À meia dúzia de almas perdidas que batem as portas desse local abandonado e todas as outras que aqui chegarem por engano ou outro motivo venturoso: corram até a livraria mais próxima e procurem por um livro chamado Onda de autora coreana Suzy Lee, se vocês tem qualquer dúvida sobre os motivos de terem vindo a este mundo adianto que foi para ter a oportunidade de apreciar esse livro.

A Onda tem uma coisa bacana, ela te puxa para frente e impele para trás, e num movimento súbito, enquanto você ainda não se decidiu pela imensidão a frente ou explorar um pouco mais a informação recente de trocar a areia pelo mar, ela te engole.

quinta-feira, 19 de fevereiro de 2009

De como se comia melhor no passado

Não importa se ingeriam índices altíssimos de gordura trans, os filhos da classe média de 80 e 90 comiam bem melhor do que se come hoje. Bastava pedir ao pai, tia ou avó uma moeda, duas, no máximo, para ir à padaria comprar um pacote de biscoito, não um desses com gosto de açúcar esfarinhado, comprava-se um Passatempo.

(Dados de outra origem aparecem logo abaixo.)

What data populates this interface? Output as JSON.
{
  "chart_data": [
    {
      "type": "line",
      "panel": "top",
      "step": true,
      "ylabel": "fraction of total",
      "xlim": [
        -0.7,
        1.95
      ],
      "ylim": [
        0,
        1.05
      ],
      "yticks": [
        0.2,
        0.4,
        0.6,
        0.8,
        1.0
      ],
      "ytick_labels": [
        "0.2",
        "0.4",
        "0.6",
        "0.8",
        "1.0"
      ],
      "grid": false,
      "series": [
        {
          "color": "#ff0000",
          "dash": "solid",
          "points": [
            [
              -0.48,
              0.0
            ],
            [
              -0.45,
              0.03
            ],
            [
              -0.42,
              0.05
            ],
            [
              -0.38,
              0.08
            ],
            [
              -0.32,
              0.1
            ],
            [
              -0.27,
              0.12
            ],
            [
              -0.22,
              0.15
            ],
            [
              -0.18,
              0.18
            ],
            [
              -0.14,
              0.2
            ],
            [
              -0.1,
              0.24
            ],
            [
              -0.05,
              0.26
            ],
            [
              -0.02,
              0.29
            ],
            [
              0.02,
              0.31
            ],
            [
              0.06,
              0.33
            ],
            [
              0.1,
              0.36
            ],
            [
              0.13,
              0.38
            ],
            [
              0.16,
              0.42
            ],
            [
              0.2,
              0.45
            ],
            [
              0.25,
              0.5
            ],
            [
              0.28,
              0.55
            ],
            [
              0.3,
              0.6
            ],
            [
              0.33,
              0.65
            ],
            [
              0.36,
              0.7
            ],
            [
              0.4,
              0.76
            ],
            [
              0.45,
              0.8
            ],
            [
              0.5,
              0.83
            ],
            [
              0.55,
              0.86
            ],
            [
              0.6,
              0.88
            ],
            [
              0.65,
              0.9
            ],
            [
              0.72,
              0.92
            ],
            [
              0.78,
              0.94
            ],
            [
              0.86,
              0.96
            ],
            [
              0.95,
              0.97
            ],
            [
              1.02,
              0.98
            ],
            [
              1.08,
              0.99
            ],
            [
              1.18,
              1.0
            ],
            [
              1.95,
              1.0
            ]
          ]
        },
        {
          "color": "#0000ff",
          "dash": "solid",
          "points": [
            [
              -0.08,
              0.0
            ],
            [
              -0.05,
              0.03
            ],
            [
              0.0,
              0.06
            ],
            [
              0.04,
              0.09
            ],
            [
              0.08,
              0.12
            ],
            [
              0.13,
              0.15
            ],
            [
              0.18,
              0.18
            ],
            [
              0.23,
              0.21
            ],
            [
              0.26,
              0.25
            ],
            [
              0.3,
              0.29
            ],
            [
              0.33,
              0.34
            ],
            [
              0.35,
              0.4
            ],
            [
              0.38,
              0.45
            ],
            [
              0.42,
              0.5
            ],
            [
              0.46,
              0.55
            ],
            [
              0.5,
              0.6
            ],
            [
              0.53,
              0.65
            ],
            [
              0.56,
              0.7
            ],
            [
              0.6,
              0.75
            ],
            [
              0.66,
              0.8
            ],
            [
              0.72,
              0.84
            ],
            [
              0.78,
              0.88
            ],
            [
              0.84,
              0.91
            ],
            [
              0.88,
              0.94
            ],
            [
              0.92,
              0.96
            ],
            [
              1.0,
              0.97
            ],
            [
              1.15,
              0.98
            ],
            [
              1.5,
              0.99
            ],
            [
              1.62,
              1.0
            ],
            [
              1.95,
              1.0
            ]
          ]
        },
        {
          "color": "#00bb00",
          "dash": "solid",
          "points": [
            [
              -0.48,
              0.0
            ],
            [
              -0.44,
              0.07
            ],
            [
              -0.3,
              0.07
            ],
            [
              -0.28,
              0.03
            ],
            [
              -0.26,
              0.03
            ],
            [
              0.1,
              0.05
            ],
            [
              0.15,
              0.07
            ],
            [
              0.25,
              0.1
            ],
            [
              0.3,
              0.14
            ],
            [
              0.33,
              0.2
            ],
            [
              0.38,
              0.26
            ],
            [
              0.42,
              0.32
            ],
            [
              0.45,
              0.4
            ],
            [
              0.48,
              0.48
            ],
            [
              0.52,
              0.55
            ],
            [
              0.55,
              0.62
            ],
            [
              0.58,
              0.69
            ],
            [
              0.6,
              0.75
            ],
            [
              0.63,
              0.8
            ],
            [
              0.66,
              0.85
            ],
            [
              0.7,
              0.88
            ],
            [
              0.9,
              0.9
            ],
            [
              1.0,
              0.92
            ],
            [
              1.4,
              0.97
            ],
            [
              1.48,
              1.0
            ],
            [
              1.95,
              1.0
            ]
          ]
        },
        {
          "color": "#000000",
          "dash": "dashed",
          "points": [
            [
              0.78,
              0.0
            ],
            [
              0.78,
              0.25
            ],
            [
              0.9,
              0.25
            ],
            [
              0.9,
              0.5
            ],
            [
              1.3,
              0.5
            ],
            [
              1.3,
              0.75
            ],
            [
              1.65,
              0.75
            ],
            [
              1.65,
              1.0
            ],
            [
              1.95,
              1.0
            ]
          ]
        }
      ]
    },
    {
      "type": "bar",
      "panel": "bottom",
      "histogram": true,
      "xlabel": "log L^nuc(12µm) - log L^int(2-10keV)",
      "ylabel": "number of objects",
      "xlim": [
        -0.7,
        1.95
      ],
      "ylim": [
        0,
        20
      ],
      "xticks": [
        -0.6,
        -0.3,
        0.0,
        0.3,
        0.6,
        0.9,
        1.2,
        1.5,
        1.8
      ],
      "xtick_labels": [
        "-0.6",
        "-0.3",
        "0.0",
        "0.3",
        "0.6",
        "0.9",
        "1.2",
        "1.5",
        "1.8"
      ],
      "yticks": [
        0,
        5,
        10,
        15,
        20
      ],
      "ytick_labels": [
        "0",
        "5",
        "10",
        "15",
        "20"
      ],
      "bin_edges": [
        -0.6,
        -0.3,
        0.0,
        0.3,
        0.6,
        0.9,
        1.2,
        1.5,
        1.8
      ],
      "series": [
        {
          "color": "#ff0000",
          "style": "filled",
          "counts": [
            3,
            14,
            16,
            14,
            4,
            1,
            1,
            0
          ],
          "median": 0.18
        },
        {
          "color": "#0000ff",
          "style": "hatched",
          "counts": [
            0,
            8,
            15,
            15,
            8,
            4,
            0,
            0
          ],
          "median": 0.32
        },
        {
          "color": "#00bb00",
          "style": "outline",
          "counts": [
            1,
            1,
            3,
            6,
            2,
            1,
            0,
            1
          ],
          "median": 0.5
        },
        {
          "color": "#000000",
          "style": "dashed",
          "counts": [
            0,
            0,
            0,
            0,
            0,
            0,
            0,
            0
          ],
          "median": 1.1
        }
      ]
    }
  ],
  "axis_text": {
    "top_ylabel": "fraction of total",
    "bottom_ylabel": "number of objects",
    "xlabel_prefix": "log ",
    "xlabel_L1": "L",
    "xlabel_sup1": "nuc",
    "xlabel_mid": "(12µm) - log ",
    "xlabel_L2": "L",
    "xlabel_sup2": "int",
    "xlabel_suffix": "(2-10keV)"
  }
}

Comer um Passatempo não era apenas comer, era um ritual composto por várias etapas. Separava-se o recheio do biscoito metodicamente, alguns adpetos alternavam entre entre biscoito e recheio, outros juntavam todo o recheio em uma bola monstruosa. Comer uma das partes na ordem errada era suficiente para dessacralizar todo um pacote.

Com o Kinder Ovo não era diferente, em pouco mais de uma semana conseguia-se completar a coleção, com exceção de um ou dois modelos que só saiam depois que você já tinha pelo menos cinco de cada um dos outros. Hoje as crianças têm que juntar dinheiro por uma semana para comprar um Kinder Ovo.

As primas também eram bem mais acessíveis, todos os domingos a família se reunia na casa dos avós para almoçar e nos fartávamos do peito e do lombo das primas mais desenvolvidas. A marcinha era a minha preferida, no início da puberdade, e, assim como passatempo, comer a Marcinha era um ritual, tinha que fazer as coisas na ordem certa, e, enquanto tudo acontecia, um primo vigiava se tias ou avós se aproximavam. Tirar uma peça de roupa na ordem errada poderia arruinar tudo. Mas a Marcinha foi ficando desinteressante e não faz mais falta, seria como fazer o ritual do Passatempo com um desses genéricos, não faria sentido e não faz falta. Mas o Kinder Ovo, ah! O Kinder Ovo é inadmissível!

segunda-feira, 16 de fevereiro de 2009

Tirando as teias de aranha

Pois bem, eu tenho um texto para postar aqui, mas recuso-me terminantemente a fazê-lo sem antes escrevê-lo a tinta no caderninho comprado para tal fim.